The case for Rodriguez: if Rodriguez proves he’s healthy and returns to his mid-rotation form than there’s a very good chance this veteran is one of the rotation members. He has the most MLB experience.
The case against Rodriguez: the giant question of health, his extreme home-road splits, and he lacks the upside of Cole or even Morton.
The case for Cole: from a pure stuff standpoint he gets the nod. He has the best fastball velocity in the major leagues and his slider has come along as a strikeout pitch. He also has handled big moments well. In a key start in the 2011 College World Series, he struck out 13 TCU batters and allowed just two runs over eight innings. He was also impressive in his much-anticipated MLB debut. He’s done well in big moments.
The case against Cole: for starters, we don’t know what his innings limit is. He’s also a rookie, which managers are often hesitant to trust in big-game situations. Also, Cole might might be the most intriguing bullpen option in the group. Starters typically add 2-3 mph when pitching in shorter stints from the bullpen (Chris Sale once hit 99 mph as a reliever) … so might Cole live in the 100-103 mph range as a postseason setup man? Shelby Miller did well in that role last season.
Cole said on XM Radio yesterday that he’s open to moving to the bullpen, but the club has not discussed the possibility with him as of yet.
Pirates GM Neal Huntington said a few weeks back that if the club has four better options than Cole for a playoff rotation they are in great shape.
Could Gerrit Cole be a right-handed Aroldis Chapman from the bullpen in the postseason?
In summary …
The Pirates have options, which is of course a good thing. As James Santelli noted on our roundtable discussion the other day, the Pirates could piggy-back two starters- like Morton and Locke – in a game. Pitchers typically regress the third and fourth time they face a lineup, so the piggy-back theory is interesting.
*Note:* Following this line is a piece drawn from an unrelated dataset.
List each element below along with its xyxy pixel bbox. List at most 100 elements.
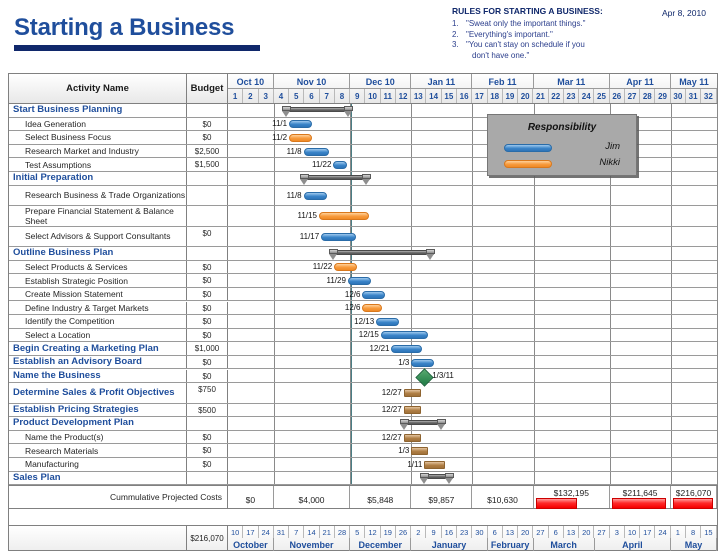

I personally like going with your best arms, so I’d hand one of the rotation spots to Cole, who is only improving as the season goes along. I actually like Morton over Locke, as I think he has more upside going forward.
Each of the four candidates still has time to build their postseason resumes. But as of today, who ya got?
It’s an interesting discussion, but of course it might be simply be a thought experiment if the Pirates can’t hold on and win the Central.